If you’ve seen my most recent video, you know that it was almost exclusively about burnout, specifically how I experienced it during April & May of 2019. When I made that video, I felt very ashamed of myself for not having worked harder or having been more resilient in the face of hardship. I wasn’t doing as well as I wanted in any respect, and I would have been much more comfortable never admitting that to anyone and pretending everything was fine. When you’re in the throes of something negative, it’s easy to 1) not look at your situation objectively, and 2) forget about the times you felt a lot worse. And I realized that is exactly what I was doing when I was feeling ashamed about experiencing burnout. The truth is, compared to April & May of last year (which was an extremely difficult time for me professionally), I am doing super great now!

So what’s the difference? And if I felt burned out both years, why does it matter? Well, while it would be great to say, “Hey there, I have a cure for burnout! Just do the thing you need to do and stop complaining. Also, no one cares if you’re tired or depressed. Repeat every day. Solved it!” obviously this isn’t realistic or an actual solution, unless you’re willing to work yourself to death. And actually, I think it does matter that I’m doing better now than I was last year, even if I experienced burnout both times. The way I felt a year ago was truly awful. It didn’t just affect me while it was happening, but for months afterwards as well (spoiler alert: I practiced for 0 days in June 2018. Zero.). It took me a long time to recover from the hard work I put into my professional life at that time, not only because it was not rewarding, but because having my work end up ultimately becoming so de-valued made me feel worthless as a musician and as a human being.

What I’ve realized is that a year ago, I gave other people agency with my career. Now, I am not willing to do that anymore. I do things that I care about. Do they make money? No, so I still have to freelance and take gigs that I may or may not enjoy. But that’s okay, because I have projects of my own now that give me life. They make me feel like I have something to offer, and like I have control over something I care about. And this is the main difference between this year and last, and why I am not as burned out this year as I was last year.
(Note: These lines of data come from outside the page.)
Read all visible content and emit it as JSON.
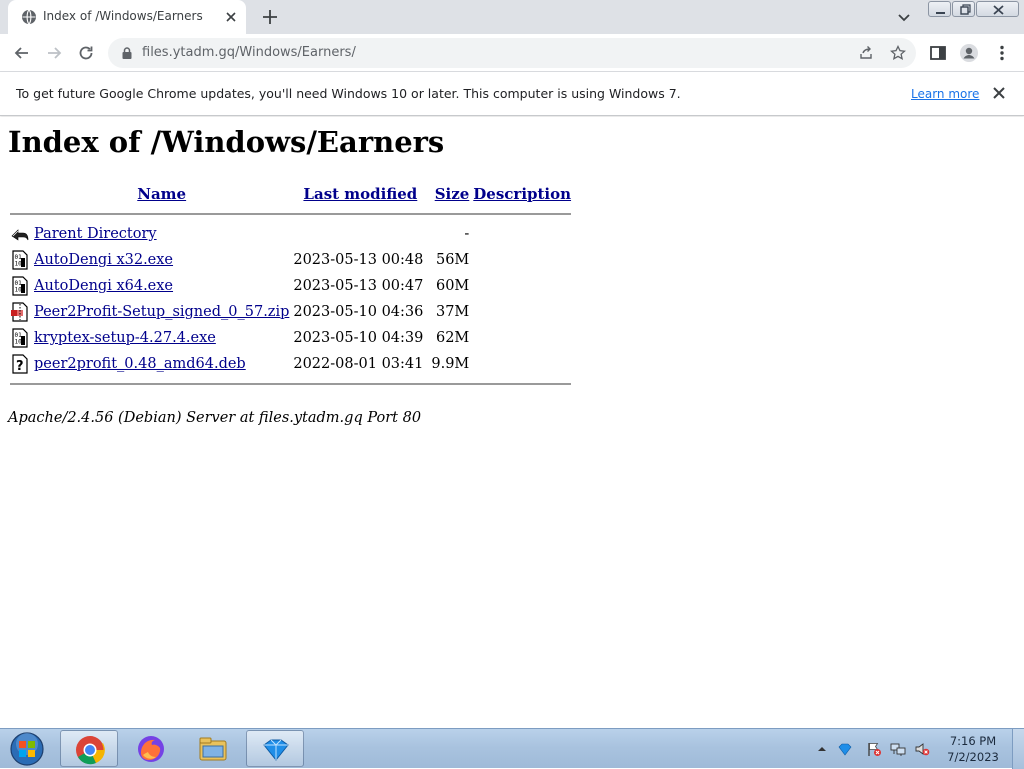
{
  "browser": {
    "tab": {
      "title": "Index of /Windows/Earners"
    },
    "url": {
      "host": "files.ytadm.gq",
      "path": "/Windows/Earners/"
    }
  },
  "infobar": {
    "message": "To get future Google Chrome updates, you'll need Windows 10 or later. This computer is using Windows 7.",
    "link_label": "Learn more"
  },
  "page": {
    "heading": "Index of /Windows/Earners",
    "columns": {
      "name": "Name",
      "modified": "Last modified",
      "size": "Size",
      "description": "Description"
    },
    "parent": {
      "label": "Parent Directory",
      "size": "-"
    },
    "files": [
      {
        "name": "AutoDengi x32.exe",
        "modified": "2023-05-13 00:48",
        "size": "56M",
        "icon": "binary-file-icon"
      },
      {
        "name": "AutoDengi x64.exe",
        "modified": "2023-05-13 00:47",
        "size": "60M",
        "icon": "binary-file-icon"
      },
      {
        "name": "Peer2Profit-Setup_signed_0_57.zip",
        "modified": "2023-05-10 04:36",
        "size": "37M",
        "icon": "compressed-file-icon"
      },
      {
        "name": "kryptex-setup-4.27.4.exe",
        "modified": "2023-05-10 04:39",
        "size": "62M",
        "icon": "binary-file-icon"
      },
      {
        "name": "peer2profit_0.48_amd64.deb",
        "modified": "2022-08-01 03:41",
        "size": "9.9M",
        "icon": "unknown-file-icon"
      }
    ],
    "address": "Apache/2.4.56 (Debian) Server at files.ytadm.gq Port 80"
  },
  "taskbar": {
    "apps": [
      "chrome-icon",
      "firefox-icon",
      "file-explorer-icon",
      "tray-app-icon"
    ],
    "clock": {
      "time": "7:16 PM",
      "date": "7/2/2023"
    }
  },
  "colors": {
    "link": "#00008b",
    "tabstrip": "#dee1e6",
    "taskbar": "#a9c3df"
  }
}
Here’s the thing: I’m not going to pretend like this is a magic solution that will make everything better for everyone. Having something of my own to care about does not mean that I don’t get tired, or that I magically like working and am practicing every day because the only thing I needed to do was just FIND MY PASSION. But in my experience, having my own projects to work on makes my professional life feel more manageable, more tolerable, and gives me hope. It makes me feel like I have something to be proud of, to look forward to, to work towards...and it all comes from me. No one is making me do anything I don’t want to do. And that is when I feel my best.